I really—I can't tell you strongly enough that I don't blame you. It is an impulse, to be sure, but not a fair one, or logical. And everything else—" She shook her head. "It is too late."

A long silence passed between them. She leaned back against the globe, watching him. The racing of her heart, the nauseous anticipation in her gut, suggested that she feared something else—she did not know what it might be, but she was ready for it, ready to defend herself.

But when he spoke, his question surprised her. "And your paintings?"

"What of them?"

"What is the Urdu, Emma? Where is it from?"

He had a gift, didn't he? Unerring aim. "It is no concern of yours."

"And so we are back to our fundamental disagreement, for I think it is. The Urdu is rather peculiar. I would like to know where you learned it."

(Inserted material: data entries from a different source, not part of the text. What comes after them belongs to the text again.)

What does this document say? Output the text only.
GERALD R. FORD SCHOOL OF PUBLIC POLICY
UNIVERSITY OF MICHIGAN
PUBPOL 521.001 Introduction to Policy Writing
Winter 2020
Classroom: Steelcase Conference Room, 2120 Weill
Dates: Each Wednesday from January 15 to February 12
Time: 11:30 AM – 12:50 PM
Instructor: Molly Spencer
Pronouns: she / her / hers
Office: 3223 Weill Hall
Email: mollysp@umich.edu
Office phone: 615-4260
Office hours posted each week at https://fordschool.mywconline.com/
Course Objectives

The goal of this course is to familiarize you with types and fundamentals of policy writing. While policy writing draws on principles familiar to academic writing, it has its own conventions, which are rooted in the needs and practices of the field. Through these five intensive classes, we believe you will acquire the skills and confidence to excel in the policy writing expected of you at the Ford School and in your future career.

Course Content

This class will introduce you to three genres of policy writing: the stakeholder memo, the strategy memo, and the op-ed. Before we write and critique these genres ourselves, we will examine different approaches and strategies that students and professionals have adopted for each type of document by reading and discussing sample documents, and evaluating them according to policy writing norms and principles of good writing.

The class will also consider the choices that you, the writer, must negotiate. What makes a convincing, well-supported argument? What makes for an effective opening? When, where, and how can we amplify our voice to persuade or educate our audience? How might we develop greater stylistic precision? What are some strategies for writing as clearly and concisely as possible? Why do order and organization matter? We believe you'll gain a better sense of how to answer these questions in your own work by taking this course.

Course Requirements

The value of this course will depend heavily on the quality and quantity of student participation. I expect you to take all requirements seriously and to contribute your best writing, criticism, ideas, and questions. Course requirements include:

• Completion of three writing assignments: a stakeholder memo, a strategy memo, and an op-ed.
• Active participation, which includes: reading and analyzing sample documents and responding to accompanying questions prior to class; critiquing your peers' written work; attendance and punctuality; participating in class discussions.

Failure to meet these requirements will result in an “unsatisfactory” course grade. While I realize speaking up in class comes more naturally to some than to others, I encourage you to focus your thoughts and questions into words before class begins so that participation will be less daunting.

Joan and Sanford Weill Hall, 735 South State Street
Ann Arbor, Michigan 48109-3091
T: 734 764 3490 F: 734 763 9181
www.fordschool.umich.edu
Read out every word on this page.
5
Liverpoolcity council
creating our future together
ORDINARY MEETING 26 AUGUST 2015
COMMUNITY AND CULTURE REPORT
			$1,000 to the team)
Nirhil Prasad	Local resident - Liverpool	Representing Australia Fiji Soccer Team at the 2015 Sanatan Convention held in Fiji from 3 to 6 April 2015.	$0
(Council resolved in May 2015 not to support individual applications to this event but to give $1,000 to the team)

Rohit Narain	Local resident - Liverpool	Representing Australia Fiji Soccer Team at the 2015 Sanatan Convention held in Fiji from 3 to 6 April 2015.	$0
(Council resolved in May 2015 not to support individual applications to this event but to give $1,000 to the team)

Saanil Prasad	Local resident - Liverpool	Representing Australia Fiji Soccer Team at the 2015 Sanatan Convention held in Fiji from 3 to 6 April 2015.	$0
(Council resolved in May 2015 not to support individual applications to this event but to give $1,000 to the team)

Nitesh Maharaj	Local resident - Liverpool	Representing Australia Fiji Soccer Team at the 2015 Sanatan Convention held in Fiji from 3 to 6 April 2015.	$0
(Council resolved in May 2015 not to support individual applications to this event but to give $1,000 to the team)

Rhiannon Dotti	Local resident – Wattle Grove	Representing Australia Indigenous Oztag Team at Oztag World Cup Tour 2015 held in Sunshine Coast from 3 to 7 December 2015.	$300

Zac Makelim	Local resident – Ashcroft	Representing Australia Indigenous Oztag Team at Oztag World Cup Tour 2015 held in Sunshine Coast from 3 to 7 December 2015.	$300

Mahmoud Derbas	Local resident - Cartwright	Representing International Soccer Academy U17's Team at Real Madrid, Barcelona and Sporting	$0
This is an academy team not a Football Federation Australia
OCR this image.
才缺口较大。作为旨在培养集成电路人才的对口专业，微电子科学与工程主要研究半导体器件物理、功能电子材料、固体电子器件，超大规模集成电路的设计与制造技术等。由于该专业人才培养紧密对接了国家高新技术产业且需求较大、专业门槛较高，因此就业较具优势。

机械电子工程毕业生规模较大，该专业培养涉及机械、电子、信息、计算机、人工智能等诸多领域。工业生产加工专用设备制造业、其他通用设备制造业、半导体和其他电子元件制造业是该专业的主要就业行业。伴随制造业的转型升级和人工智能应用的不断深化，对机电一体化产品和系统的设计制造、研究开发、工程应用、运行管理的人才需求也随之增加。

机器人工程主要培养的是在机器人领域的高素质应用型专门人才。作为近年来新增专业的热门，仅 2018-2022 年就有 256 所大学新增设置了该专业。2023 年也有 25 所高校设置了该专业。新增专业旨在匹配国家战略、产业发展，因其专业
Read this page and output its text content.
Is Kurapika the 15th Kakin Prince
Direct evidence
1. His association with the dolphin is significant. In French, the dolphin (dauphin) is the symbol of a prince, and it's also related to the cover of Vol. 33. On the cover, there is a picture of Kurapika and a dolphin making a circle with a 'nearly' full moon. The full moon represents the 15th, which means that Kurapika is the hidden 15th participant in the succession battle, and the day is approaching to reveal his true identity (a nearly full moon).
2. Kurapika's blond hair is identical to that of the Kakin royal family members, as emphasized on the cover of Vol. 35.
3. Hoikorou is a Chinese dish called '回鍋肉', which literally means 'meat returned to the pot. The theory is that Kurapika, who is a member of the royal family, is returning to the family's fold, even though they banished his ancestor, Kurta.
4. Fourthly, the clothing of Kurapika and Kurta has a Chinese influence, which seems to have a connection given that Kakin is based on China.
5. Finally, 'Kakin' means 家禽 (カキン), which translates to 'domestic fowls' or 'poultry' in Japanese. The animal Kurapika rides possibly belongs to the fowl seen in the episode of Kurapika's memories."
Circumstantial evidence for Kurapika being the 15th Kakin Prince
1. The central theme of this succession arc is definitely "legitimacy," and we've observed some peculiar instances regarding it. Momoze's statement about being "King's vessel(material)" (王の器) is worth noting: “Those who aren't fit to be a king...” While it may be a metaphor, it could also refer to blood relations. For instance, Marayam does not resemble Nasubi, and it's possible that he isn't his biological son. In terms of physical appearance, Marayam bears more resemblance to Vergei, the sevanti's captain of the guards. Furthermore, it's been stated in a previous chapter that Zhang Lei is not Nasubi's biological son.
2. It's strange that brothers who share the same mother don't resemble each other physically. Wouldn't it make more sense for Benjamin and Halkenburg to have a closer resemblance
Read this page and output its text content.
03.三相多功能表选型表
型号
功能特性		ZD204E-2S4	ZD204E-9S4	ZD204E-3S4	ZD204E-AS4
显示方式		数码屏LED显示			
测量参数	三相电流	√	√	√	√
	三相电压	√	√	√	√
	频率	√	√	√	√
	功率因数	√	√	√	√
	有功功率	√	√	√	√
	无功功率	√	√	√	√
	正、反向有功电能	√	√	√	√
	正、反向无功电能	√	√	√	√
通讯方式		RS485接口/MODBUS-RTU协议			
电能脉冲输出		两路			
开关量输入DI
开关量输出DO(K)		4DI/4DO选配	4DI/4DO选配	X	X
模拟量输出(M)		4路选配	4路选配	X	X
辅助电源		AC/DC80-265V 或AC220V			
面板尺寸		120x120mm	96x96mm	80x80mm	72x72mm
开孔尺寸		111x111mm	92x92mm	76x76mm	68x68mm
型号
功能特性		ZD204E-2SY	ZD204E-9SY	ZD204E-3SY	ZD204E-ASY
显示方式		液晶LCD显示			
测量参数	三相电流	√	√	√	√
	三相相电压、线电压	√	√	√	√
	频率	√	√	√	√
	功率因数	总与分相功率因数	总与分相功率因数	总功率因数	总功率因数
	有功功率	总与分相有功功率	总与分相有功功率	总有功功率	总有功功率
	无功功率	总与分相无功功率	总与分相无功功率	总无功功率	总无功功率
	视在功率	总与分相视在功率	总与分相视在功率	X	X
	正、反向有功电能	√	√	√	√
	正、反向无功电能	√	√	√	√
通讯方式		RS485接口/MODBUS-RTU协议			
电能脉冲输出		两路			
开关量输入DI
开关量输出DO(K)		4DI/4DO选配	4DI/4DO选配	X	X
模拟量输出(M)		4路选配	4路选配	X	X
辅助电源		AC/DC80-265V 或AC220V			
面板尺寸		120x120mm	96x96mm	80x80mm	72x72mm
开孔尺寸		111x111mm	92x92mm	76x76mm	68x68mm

"From a dead man." It was more than she had ever admitted. "And now, if you will once again permit me the pleasure, I will leave you."

"Again and again," he said. "If that is your desire."

"No, thank you," she said as she passed. "I am fond of finality."

Crossing the threshold of the room, she could not prevent herself from glancing over her shoulder. His back was to her. He was staring at the globe. As she reached out to pull the door closed, she saw his hand come up and across his body, a sudden violent backhand. The door shut soundlessly. The click of its latch was lost amidst the sudden crash in the room beyond.